May 10, 2018

Armenians should grasp their chance to transform their homeland

Tap into the diaspora to fulfil revolutionary promises and build long-term prosperity

Ruben Vardanyan’s opinion in Financial Times

These past few weeks have brought unprecedented worldwide attention to Armenia, a landlocked former Soviet republic in the South Caucasus. Frustrated by an unfair society and an inefficient economic model, tens of thousands of citizens took to the streets to peacefully protest for a better and more democratic future.

After nationwide strikes, prime minister and former president Serzh Sargsyan capitulated to the overwhelming voice of the Armenian people by resigning unconditionally. To his credit, he ceded control after 10 years in office without bloodshed or civil unrest.

On Tuesday, Nikol Pashinyan, the opposition politician who led this “velvet” revolution, was declared prime minister after a decisive vote in parliament. This closed a long, difficult chapter and opens a new one filled with opportunity and uncertainty. Armenia can become a beacon for other nations if it successfully transforms its government while remaining peaceful and abiding by its new constitution.

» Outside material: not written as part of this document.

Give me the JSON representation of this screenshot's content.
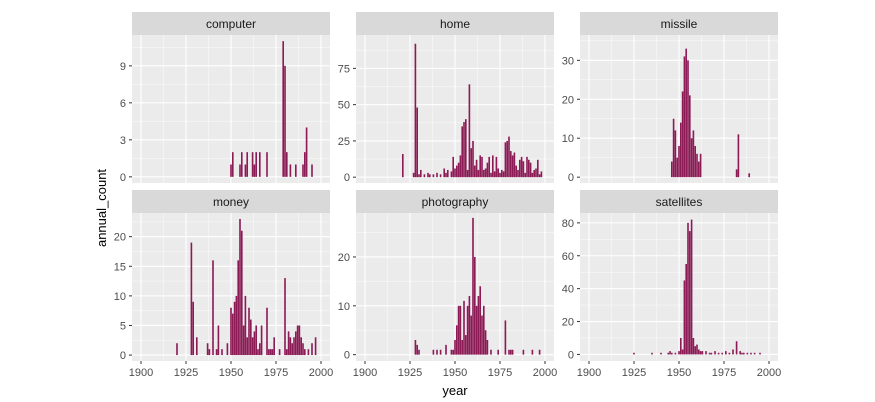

This is a watershed moment for Armenia. A quarter century after gaining its independence, the young republic remains vulnerable, as does the state of the Armenian identity globally. We have a rare and unexpected opportunity to transform our country into a vibrant, modern, secure, peaceful and progressive homeland for a global nation.

It’s important to note that this was not the victory of one man, but rather of an entire nation and particularly of our youth. I remember, as a young man, I was also frustrated by the status quo and took part in similar mass protests 30 years ago. The changes that did come fell short of expectations. This time must be different.

The disaffected youth must be heard so that they agree to remain in Armenia and contribute to the success of the nation. If euphoria turns into disappointment yet again, we could witness the emigration of the entire next generation. Our small and fragile economy could not withstand a further brain drain.

Moreover, those who have taken to the streets in celebration must be realistic. Armenia’s problems won’t be solved overnight. No one should believe those who promise to rapidly attract billions of dollars of investment. Instead, we have to increase our competitiveness as a country to thrive within the global economy.

There is no doubt Armenia presents an attractive investment opportunity: its rapid growth in the early part of the 2000s led the World Bank to call it the Caucasian tiger. Armenia’s people are innovative and creative; it is the perfect bridge between the EU, Iran and the Eurasian Economic Union of Belarus, Kazakhstan and Russia, and we have the unique expertise and resources of a global network of emigrants.

As a proud member of that diaspora, I have been seeking to foster systemic change in Armenia on behalf of the new generation for many years. That is why, together with my Armenian-American partner Noubar Afeyan, I co-founded the Armenia 2020 initiative to draw on global knowledge and create scenarios through which the country could achieve a vibrant future.

Economic development will require a long-term strategy that helps rebalance the economy toward resilient, inclusive and environmentally sustainable growth.

It is abundantly clear what Armenia’s new prime minister must do.

First, Mr Pashinyan must harness the skills and enthusiasm of Armenians across the globe, and encourage them to contribute to accelerating Armenia’s growth. Less than one-third of the world’s 11m Armenians lives in the country. Now is the ideal time for our homeland to tap its émigrés and ask for their help in building long-term prosperity.

Second, he must faithfully carry out the mandate he has been given. Armenian citizens want a vibrant, affluent country committed to justice, freedom and equal opportunity. Our people do not want one oligarchy to replace another. The new government needs to be qualitatively different from the previous ones.

Next month hundreds of humanitarian leaders will meet in the Armenian capital of Yerevan as my organisation awards its annual Aurora prize, which honours those who came to the aid of our ancestors during the Armenian genocide in the early 20th century.

I hope that this year’s ceremony will coincide with the dawn of a new era where Armenian citizens and diaspora alike can be proud of their ever-transforming nation.